Ashley Sheridan​.co.uk

Remove Rubbish Microsoft Markup

Posted on

This is an amendment to the function I wrote to fix the broken characters that Microsoft Office inserts into content that you paste into your CMS. The update adds an optional parameter to the function that can strip out the MS-specific styles that are only recognised by IE and cause display issues in other browsers.

The problems caused by Microsoft because of this have been quite large, and have led to many extra hours of work, to repeatedly manually fix content inserted by a CMS rich-text editor. It has caused content to not display in Firefox or the FCKEditor that was used to insert it. Here is a rough first effort to clean up the code before it's inserted into the database or file.
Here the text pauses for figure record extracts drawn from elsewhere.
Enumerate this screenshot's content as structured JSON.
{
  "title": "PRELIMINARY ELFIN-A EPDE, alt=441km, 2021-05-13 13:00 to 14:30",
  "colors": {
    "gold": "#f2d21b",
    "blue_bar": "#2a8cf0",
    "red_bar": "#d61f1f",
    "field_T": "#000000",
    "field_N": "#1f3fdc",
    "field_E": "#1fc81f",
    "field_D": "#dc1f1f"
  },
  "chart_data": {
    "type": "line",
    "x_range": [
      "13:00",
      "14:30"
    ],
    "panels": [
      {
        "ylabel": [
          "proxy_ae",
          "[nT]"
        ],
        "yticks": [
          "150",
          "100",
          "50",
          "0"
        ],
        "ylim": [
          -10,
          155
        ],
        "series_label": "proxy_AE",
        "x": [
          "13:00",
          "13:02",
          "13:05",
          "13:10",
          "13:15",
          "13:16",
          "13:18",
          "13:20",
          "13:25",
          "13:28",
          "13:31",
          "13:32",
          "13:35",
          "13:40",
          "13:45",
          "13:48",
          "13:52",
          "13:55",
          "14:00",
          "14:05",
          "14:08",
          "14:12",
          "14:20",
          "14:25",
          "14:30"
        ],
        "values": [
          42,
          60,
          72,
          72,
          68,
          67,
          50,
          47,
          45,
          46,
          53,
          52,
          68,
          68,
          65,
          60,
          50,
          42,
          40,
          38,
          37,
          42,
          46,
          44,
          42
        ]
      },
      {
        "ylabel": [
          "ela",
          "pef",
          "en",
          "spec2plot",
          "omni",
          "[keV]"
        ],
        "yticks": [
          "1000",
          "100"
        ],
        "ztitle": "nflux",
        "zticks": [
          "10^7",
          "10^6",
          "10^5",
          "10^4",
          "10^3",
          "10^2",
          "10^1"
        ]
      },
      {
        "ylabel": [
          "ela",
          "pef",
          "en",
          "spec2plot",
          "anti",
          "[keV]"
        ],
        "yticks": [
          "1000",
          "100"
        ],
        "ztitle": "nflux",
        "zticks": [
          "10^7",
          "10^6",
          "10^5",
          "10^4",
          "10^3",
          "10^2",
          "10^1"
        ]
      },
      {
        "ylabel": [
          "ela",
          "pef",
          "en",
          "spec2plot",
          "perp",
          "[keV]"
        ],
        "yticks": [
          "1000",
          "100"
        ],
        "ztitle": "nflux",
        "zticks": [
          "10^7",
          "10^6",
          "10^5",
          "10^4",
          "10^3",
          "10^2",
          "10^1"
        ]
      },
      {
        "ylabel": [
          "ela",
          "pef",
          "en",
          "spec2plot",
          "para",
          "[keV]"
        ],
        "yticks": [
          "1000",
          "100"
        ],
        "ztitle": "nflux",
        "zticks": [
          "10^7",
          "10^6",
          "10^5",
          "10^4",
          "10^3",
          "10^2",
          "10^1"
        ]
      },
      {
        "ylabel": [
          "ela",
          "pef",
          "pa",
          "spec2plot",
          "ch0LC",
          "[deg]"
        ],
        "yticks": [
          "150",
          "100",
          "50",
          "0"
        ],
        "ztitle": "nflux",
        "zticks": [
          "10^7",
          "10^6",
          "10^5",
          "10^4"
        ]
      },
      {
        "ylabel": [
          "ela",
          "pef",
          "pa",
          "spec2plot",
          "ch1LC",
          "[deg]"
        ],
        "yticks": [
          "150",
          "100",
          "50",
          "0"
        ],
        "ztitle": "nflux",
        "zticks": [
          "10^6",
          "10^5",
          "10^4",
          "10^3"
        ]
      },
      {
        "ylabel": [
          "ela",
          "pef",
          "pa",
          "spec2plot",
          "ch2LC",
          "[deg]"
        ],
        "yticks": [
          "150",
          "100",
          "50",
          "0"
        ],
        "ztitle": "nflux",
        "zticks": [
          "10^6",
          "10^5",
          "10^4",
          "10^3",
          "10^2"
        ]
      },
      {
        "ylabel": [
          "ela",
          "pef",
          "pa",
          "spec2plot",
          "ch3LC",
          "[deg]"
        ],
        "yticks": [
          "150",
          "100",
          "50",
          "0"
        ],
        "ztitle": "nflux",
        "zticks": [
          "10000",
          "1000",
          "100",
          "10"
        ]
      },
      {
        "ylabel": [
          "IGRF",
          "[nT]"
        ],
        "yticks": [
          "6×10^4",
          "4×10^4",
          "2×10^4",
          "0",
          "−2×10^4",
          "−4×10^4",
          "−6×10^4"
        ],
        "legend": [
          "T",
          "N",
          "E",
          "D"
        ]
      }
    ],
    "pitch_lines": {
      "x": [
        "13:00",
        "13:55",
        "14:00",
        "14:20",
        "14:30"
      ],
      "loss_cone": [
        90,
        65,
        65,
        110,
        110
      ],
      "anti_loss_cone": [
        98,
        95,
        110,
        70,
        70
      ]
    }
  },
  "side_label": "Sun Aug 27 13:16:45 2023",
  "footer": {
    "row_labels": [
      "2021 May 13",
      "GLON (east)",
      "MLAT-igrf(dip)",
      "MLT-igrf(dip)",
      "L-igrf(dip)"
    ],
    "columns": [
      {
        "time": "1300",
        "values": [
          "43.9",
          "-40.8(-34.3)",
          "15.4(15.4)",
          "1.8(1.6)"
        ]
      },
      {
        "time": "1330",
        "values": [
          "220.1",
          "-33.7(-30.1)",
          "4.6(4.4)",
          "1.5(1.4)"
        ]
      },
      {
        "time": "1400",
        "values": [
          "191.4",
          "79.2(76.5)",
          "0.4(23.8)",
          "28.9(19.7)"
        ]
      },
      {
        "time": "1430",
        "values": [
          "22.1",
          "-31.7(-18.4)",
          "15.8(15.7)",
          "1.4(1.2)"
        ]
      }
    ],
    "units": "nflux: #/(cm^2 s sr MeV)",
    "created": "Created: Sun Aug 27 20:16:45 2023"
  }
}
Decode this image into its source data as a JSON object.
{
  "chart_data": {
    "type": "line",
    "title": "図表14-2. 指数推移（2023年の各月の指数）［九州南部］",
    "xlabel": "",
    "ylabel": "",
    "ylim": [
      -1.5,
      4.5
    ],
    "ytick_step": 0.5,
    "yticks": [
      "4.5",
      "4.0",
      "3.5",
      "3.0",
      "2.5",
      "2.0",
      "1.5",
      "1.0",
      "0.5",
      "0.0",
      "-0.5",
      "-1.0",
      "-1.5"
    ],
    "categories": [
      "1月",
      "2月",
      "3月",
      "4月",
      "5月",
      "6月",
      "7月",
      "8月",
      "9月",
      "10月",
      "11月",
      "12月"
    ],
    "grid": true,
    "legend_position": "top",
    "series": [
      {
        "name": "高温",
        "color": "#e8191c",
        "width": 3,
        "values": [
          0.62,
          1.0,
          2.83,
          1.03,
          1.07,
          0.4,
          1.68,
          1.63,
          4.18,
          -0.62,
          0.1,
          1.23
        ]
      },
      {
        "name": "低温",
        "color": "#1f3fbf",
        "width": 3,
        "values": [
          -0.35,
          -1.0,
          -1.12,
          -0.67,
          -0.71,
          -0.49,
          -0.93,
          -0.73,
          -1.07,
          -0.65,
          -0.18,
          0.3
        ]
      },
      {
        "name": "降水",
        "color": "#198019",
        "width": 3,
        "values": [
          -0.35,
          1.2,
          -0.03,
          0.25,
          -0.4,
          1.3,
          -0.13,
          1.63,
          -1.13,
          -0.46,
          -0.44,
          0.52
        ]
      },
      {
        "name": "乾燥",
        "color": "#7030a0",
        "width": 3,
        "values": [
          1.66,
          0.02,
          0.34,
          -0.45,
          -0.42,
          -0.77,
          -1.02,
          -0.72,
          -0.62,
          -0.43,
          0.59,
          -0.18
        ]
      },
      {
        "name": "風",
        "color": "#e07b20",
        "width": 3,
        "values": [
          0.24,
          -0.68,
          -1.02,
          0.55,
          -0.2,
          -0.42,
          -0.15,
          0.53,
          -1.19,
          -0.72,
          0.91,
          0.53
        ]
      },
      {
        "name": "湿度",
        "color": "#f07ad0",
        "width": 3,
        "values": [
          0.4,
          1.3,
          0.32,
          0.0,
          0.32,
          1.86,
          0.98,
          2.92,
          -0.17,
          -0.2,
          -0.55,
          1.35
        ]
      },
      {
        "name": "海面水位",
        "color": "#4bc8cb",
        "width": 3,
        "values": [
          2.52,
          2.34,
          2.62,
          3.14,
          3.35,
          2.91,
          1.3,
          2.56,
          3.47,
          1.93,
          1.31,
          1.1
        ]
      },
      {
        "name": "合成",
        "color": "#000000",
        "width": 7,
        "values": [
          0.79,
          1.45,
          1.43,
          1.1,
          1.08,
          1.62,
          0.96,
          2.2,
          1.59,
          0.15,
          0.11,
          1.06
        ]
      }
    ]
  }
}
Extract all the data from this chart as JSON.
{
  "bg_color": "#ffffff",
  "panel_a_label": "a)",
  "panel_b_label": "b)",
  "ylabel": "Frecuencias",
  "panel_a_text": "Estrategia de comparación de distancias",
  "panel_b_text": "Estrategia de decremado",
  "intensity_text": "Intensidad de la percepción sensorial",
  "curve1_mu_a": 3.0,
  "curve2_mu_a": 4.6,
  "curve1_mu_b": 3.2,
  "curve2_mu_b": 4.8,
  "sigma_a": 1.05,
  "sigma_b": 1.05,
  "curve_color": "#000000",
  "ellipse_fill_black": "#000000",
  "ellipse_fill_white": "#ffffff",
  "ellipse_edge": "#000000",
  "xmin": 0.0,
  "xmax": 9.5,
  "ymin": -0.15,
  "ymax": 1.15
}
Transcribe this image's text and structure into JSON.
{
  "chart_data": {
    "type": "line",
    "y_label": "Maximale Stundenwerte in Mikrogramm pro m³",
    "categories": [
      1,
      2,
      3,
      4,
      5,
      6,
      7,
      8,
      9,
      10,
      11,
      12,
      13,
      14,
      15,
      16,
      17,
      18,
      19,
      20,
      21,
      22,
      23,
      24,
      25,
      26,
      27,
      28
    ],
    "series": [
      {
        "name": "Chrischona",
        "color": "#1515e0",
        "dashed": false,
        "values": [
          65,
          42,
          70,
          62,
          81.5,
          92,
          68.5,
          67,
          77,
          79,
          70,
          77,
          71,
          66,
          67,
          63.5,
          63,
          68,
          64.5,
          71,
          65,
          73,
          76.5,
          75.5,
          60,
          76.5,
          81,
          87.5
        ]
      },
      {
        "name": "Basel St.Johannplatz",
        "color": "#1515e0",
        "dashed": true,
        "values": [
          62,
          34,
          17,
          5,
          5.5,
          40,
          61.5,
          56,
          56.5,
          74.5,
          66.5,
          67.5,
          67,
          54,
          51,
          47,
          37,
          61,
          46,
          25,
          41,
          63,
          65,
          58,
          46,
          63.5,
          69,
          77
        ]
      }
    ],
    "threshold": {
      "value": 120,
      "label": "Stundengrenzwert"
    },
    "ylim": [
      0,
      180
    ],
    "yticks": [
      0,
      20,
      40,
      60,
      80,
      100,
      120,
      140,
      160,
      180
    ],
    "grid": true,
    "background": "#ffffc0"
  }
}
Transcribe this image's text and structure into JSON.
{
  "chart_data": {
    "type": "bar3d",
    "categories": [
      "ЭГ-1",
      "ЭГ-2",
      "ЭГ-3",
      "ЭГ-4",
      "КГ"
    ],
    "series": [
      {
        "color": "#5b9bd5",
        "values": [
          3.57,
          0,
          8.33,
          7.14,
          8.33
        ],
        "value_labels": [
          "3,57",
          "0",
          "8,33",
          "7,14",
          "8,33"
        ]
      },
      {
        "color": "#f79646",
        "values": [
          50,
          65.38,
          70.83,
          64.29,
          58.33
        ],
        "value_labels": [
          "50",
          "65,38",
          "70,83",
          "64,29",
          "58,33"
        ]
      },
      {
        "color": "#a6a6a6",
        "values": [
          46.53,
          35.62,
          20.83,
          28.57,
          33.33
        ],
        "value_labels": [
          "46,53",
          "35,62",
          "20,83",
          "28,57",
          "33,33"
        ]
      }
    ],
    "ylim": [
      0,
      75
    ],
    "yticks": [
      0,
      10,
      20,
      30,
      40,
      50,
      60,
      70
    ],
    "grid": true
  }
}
function removeMSCrap($crap, $richText=false) { $find = Array(chr(128), chr(133), chr(8226), chr(145), chr(8217), chr(146), chr(8220), chr(147), chr(8221), chr(148), chr(8226), chr(149), chr(8211), chr(150), chr(8212), chr(151), chr(153), chr(169), chr(174)); $replace = Array("&euro;", "&#133;", "&#8243;", "&#039;", "&#039;", "&#039;", "&#039;", "&#034;", "&#034;", "&#034;", "&#034;", "&#149;", "&#149;", "&#150;", "&#150;", "&#151;", "&#153;", "&copy;", "&reg;"); $roses = str_replace($find, $replace, $crap); if($richText) { $find = '/\<meta (\n|.)+\<\/meta\>/i'; $roses = preg_replace($find, '', $roses); $roses = str_replace("</meta>", "", $roses); } return $roses; }

This is generally the same as the last function I wrote with the addition of the final preg_replace() call, which uses a non-greedy regular expression to remove any meta tags and their contents. For this reason, you should use this function only on excerpts of text, not the whole HTML page, as you don't want to remove all the content in your <head> tags!

Because the expression is non-greedy, there's a final str_replace() call to clean up any straggling </meta> tags.

The content is safe to remove simply because meta tags just don't belong in the <body>, which is probably why Microsoft decided it was a good idea to put them there for it's own software to make use of.